Технической задачей изобретения является разработка способа лечения хронической и острой почечной недостаточности с помощью фетальных стволовых и прогениторных клеток, лишенного вышеуказанных недостатков способов-прототипов.

Поставленная техническая задача достигается тем, что в способе лечения хронической и острой почечной недостаточности, включающем получение донорского материала и введение его объекту лечения, получают донорский материал, содержащий моно- или смешанную культуру популяции клеток, включающей культуру стволовых клеток, состоящую из гемопоэтических и мезенхимальных клеток, выделенных в виде суспензии из фетального костного мозга трубчатых костей, и/или культуру прогениторных клеток, состоящую из эпителиальных и мезенхимальных клеток, выделенных в виде суспензии из фетальных почек, с последующим культивированием первичной клеточной суспензии этих клеток до состояния монослоя в питательной ростовой среде DMEM/F-12 в соотношении 1:1 с добавлением 10% телячьей сыворотки и 0,02% гентамицина; полученный клеточный донорский материал вводят объекту лечения в виде суспензии в физиологическом растворе с концентрацией клеточных элементов от 5 до 20 млн клеток на 1 кг веса объекта лечения.

Способом по изобретению культивированные клетки (клеточный донорский материал) вводят объекту лечения с хронической почечной недостаточностью непосредственно в поврежденную почку или в почечную артерию, или системно (внутривенно).

Согласно способу по изобретению стволовые костномозговые клетки (из фетального костного мозга трубчатых костей) вводят в количестве 1 млн клеток на 1 кг веса в каждую почку, а прогениторные клетки из фетальных почек вводят в количестве 1 млн клеток на 1 кг веса в каждую почку.

Итак, способ по изобретению предполагает реализацию нескольких этапов, а именно, этапа получения донорского материала, этапа культивирования и этапа пересадки культивированных клеток объекту лечения.

В качестве донорского материала используют фетальные почки и фетальный костный мозг трубчатых костей, например, свиньи. Из фетальных почек различных сроков гестации получают суспензию эпителиальных и мезенхимальных клеток, которые в последующем культивируют в специальных условиях. Клетки культивируют на среде DMEM и F-12 (в соотношении 1:1) с добавлением 10% телячьей сыворотки и 0,02% гентамицина. Полученную суммарную культуру клеток почки выращивали до состояния монослоя в культуральных флаконах (25 см2, Coming, USA) при 37°C в инкубаторе с влажной атмосферой, содержащей 5% CO2.

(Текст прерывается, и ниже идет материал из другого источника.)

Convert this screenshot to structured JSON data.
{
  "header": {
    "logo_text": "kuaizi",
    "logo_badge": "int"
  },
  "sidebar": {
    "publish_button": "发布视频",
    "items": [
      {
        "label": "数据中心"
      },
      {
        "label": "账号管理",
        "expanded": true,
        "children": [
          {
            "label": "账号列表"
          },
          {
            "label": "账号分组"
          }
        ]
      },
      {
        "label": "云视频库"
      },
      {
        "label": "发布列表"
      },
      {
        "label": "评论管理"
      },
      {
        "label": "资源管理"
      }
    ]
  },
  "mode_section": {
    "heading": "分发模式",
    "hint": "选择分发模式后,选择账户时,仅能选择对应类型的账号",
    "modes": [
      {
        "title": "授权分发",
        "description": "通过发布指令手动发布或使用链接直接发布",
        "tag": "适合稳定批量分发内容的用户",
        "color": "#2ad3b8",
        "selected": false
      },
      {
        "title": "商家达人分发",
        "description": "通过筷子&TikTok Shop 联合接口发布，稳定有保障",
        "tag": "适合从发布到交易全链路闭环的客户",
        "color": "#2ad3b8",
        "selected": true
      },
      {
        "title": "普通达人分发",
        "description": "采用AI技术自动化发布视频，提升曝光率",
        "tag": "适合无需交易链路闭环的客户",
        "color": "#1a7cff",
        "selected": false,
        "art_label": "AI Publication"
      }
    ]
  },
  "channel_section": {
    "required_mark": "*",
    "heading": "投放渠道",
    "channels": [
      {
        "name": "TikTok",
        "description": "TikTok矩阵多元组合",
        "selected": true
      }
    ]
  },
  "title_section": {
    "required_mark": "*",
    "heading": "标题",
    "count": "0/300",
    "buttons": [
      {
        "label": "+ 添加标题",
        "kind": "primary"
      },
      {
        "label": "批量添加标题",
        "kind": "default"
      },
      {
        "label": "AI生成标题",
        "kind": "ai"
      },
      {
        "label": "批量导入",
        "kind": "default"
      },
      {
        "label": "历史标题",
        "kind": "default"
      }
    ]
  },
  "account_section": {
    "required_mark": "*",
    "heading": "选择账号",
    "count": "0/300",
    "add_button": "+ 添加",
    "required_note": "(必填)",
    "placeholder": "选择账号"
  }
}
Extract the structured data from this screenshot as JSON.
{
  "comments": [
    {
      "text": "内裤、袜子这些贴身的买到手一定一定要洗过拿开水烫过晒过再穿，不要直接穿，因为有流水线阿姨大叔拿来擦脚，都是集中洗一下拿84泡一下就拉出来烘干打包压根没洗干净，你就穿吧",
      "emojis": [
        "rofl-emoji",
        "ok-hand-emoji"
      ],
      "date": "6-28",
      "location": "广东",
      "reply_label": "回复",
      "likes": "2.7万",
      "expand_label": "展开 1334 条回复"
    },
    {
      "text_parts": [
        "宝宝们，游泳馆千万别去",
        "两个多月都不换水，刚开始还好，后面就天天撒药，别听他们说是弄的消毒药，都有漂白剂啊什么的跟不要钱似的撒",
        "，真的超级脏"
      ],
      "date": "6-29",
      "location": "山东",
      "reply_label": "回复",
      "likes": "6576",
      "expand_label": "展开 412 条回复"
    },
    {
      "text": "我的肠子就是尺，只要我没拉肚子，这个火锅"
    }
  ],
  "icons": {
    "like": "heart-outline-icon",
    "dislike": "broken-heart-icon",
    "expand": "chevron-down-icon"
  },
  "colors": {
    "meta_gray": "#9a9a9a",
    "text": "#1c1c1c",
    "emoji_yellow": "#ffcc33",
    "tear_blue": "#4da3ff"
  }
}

Из костного мозга трубчатых костей получают суспензию гемопоэтических и мезенхимальных клеток путем их вымывания средой DMEM, содержащей 2 мМ ЭДТА в качестве антикоагулянта. Затем суспензию клеток наслаивают на раствор фиколла-урографина (плотность 1,077 г/мл) и центрифугируют 30 мин при 2000 об/мин. Отбирают фракцию мононуклеарных клеток на границе раздела фаз, ресуспендируют в среде и повторно центрифугируют 5 мин при 1500 об/мин. Полученный осадок ресуспендируют в полной питательной среде (DMEM и F-12 (в соотношении 1:1) с добавлением 10% телячьей сыворотки и 0,02% гентамицина) и высаживают на культуральные флаконы (25 см2, Coming, USA). После прикрепления мезенхимальных клеток к пластику не прикрепившиеся клетки отмывали, а адгезивную культуру выращивали до состояния монослоя. Таким образом, получали культуру костномозговых мезенхимальных клеток (КМ-МСК). Клетки культивировали в последующем на среде DMEM и F-12 (в соотношении 1:1) с добавлением 10% телячьей сыворотки и 0,02% гентамицина до состояния монослоя в культуральных флаконах (25 см2, Coming, USA) при 37°C в инкубаторе с влажной атмосферой, содержащей 5% CO2.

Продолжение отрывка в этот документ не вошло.